Sicily is scheduled to be the site of the start of the 2021 Giro, so possibly the organisation swaps the 2020 and 2021 Grande Partenza’s and open on the southernmost island this year. Whatever will be revealed at the end of June with the unveiling of the new route, we should expect most stages to remain as they were officially announced last October.
Stage 4 leads to a punchy finish climb in Agrigento and the 5th stage serves an uphill finish on Mount Etna – 18.2 kilometres at 6.8% -, while the 6th stage travels over a huge climb halfway to a flat finale.
Following a short transfer to the mainland the 7th stage is another lumpy test with a demanding finale – 25.6 kilometres climb before a flying descent into Camigliatello Silano. The 8th stage is a flat race to Brindisi before the Giro heads north along the Atlantic. The 9th stage serves a finale for strong sprinters, while stage 10 is tailor made for Classics riders and stage 11 should see a sprint finish in Rimini.

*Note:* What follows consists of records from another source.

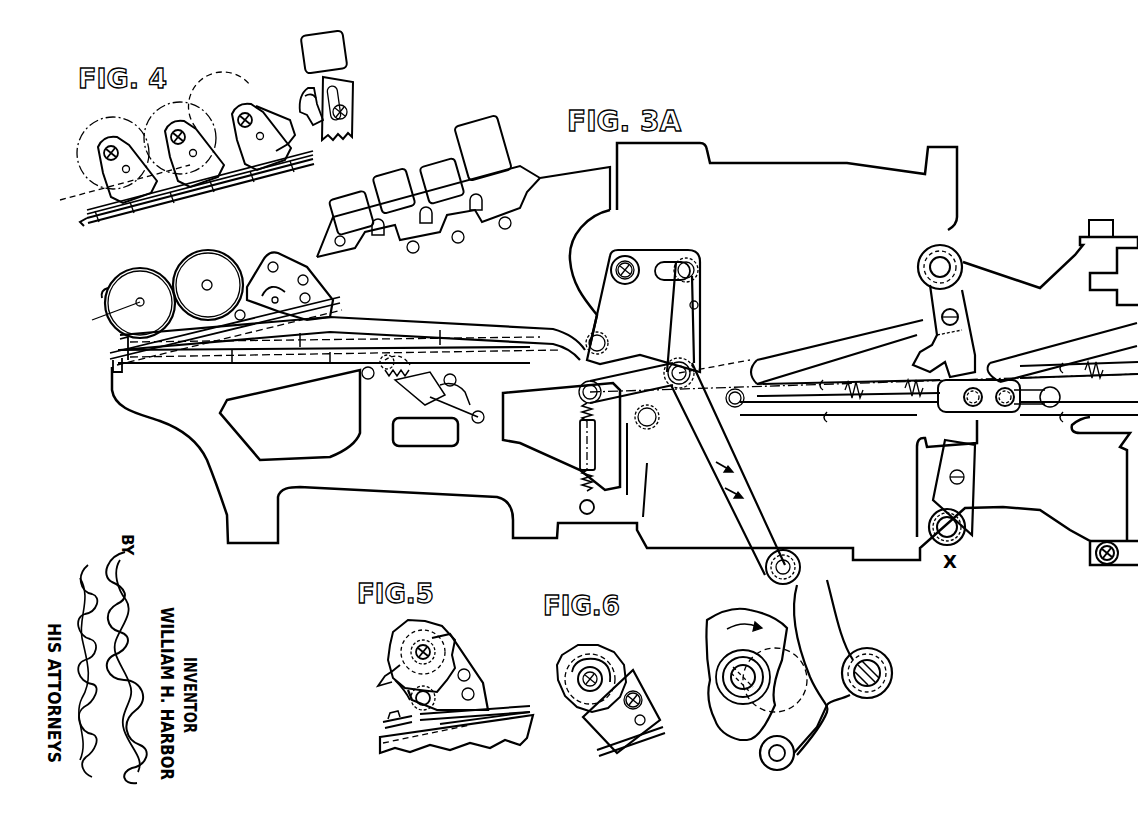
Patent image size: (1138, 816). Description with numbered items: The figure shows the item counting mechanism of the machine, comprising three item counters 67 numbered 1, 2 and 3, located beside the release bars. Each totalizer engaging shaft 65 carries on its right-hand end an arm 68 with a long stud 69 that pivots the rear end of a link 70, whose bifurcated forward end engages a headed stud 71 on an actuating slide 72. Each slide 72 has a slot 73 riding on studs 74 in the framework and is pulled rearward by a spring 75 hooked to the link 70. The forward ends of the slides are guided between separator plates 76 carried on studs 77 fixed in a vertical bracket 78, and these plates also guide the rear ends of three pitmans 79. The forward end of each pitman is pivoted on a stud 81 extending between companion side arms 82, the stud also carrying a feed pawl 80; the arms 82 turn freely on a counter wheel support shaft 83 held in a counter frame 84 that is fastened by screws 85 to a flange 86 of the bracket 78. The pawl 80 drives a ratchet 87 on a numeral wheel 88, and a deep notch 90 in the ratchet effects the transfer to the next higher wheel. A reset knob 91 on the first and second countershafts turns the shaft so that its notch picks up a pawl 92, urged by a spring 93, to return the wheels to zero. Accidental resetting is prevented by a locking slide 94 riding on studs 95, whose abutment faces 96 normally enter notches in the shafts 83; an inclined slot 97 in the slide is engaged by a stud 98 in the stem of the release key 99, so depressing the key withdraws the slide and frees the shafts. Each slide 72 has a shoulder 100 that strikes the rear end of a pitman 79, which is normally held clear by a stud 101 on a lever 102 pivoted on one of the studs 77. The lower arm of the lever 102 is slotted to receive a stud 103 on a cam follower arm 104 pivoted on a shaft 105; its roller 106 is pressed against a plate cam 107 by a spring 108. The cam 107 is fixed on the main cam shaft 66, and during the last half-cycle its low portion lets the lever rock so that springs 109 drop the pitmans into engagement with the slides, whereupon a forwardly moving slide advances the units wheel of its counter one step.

In FIG. 4, the No. 1 item counter 1 is at (117, 150).
In FIG. 4, the No. 2 item counter 2 is at (184, 134).
In FIG. 4, the No. 3 item counter 3 is at (261, 119).
In FIG. 3A, the totalizer engaging shaft 65 is at (928, 267).
In FIG. 3A, the main cam shaft 66 is at (738, 683).
In FIG. 3A, the item counter 67 is at (152, 262).
In FIG. 5, the item counter 67 is at (405, 617).
In FIG. 6, the item counter 67 is at (590, 637).
In FIG. 3A, the arm 68 is at (928, 294).
In FIG. 3A, the long stud 69 is at (960, 317).
In FIG. 3A, the link 70 is at (885, 343).
In FIG. 3A, the headed stud 71 is at (740, 410).
In FIG. 3A, the actuating slide 72 is at (910, 415).
In FIG. 3A, the slot 73 is at (1062, 397).
In FIG. 3A, the stud 74 is at (1005, 407).
In FIG. 3A, the spring 75 is at (880, 390).
In FIG. 3A, the separator plate 76 is at (603, 312).
In FIG. 3A, the stud 77 is at (604, 346).
In FIG. 3A, the vertical bracket 78 is at (190, 430).
In FIG. 5, the vertical bracket 78 is at (440, 745).
In FIG. 3A, the pitman 79 is at (465, 335).
In FIG. 5, the pitman 79 is at (500, 740).
In FIG. 5, the item counter feed pawl 80 is at (415, 702).
In FIG. 3A, the stud 81 is at (283, 303).
In FIG. 5, the stud 81 is at (470, 690).
In FIG. 5, the companion side arm 82 is at (398, 698).
In FIG. 4, the counter wheel support shaft 83 is at (160, 145).
In FIG. 3A, the counter wheel support shaft 83 is at (103, 319).
In FIG. 5, the counter wheel support shaft 83 is at (430, 648).
In FIG. 6, the counter wheel support shaft 83 is at (585, 668).
In FIG. 4, the counter frame 84 is at (97, 222).
In FIG. 3A, the counter frame 84 is at (137, 358).
In FIG. 5, the counter frame 84 is at (500, 708).
In FIG. 6, the counter frame 84 is at (640, 740).
In FIG. 4, the screw 85 is at (305, 152).
In FIG. 3A, the screw 85 is at (112, 352).
In FIG. 5, the screw 85 is at (385, 727).
In FIG. 4, the flange 86 is at (205, 185).
In FIG. 3A, the flange 86 is at (110, 372).
In FIG. 5, the flange 86 is at (400, 755).
In FIG. 5, the ratchet 87 is at (400, 652).
In FIG. 5, the numeral wheel 88 is at (395, 632).
In FIG. 6, the numeral wheel 88 is at (615, 658).
In FIG. 5, the deep notch 90 is at (385, 670).
In FIG. 3A, the reset knob 91 is at (222, 265).
In FIG. 6, the pawl 92 is at (595, 715).
In FIG. 6, the spring 93 is at (612, 672).
In FIG. 4, the locking slide 94 is at (290, 118).
In FIG. 4, the stud 95 is at (121, 185).
In FIG. 4, the abutment face 96 is at (219, 94).
In FIG. 4, the inclined slot 97 is at (351, 94).
In FIG. 4, the stud 98 is at (330, 80).
In FIG. 4, the release key 99 is at (340, 46).
In FIG. 3A, the release key 99 is at (333, 200).
In FIG. 3A, the shoulder 100 is at (690, 369).
In FIG. 3A, the stud 101 is at (580, 395).
In FIG. 3A, the lever 102 is at (724, 468).
In FIG. 3A, the stud 103 is at (800, 575).
In FIG. 3A, the cam follower arm 104 is at (827, 603).
In FIG. 3A, the shaft 105 is at (873, 666).
In FIG. 3A, the roller 106 is at (760, 757).
In FIG. 3A, the plate cam 107 is at (745, 645).
In FIG. 3A, the spring 108 is at (582, 420).
In FIG. 3A, the spring 109 is at (415, 392).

The hills of Emilia Romagna feature heavily in the 12th stage. The out-and-back race in Cesenatico takes in 3,800 metres of climbing before stage 13 serves a flat race with two hills in the last 30 kilometres. A demanding individual time trial in the Fruili wine country is on the cards in stage 14: 33.7 kilometres long and played out on rolling roads. The 15th stage will set off from the Rivolto Air Base to finish in ski resort Piancavallo. The final ascents kicks in hard with an average slope of 9.4% in the first 6 kilometres.
The final week kicks off with a demanding race from Udine to San Daniele del Friuli. The tone is set and the Giro continues with the 17th stage over the legendary Monte Bondone, while the finish climb leads to the Madonna di Campiglio skiresort. A passage over the mighty Stelvio is included in stage 18 to Lago di Cancano in the mountains above Bormio before the 19th stage wil be the last chance for the sprinters in Asti, southeast of Turin.
The 20th stage on the penultimate day of action takes in the Colle dell’Agnello (21 kilometres at 6.9%), Col d’Izoard (13.9 kilometres at 7.1%) and Colle del Monginevro (6.4 kilometres at 6.7%) before finishing uphill in Sestriere after a 11.3 kilometres ascent at 6%.
The 21st stage is a 16.5 kilometres individual time trial from Cernusco di Naviglio to Milano.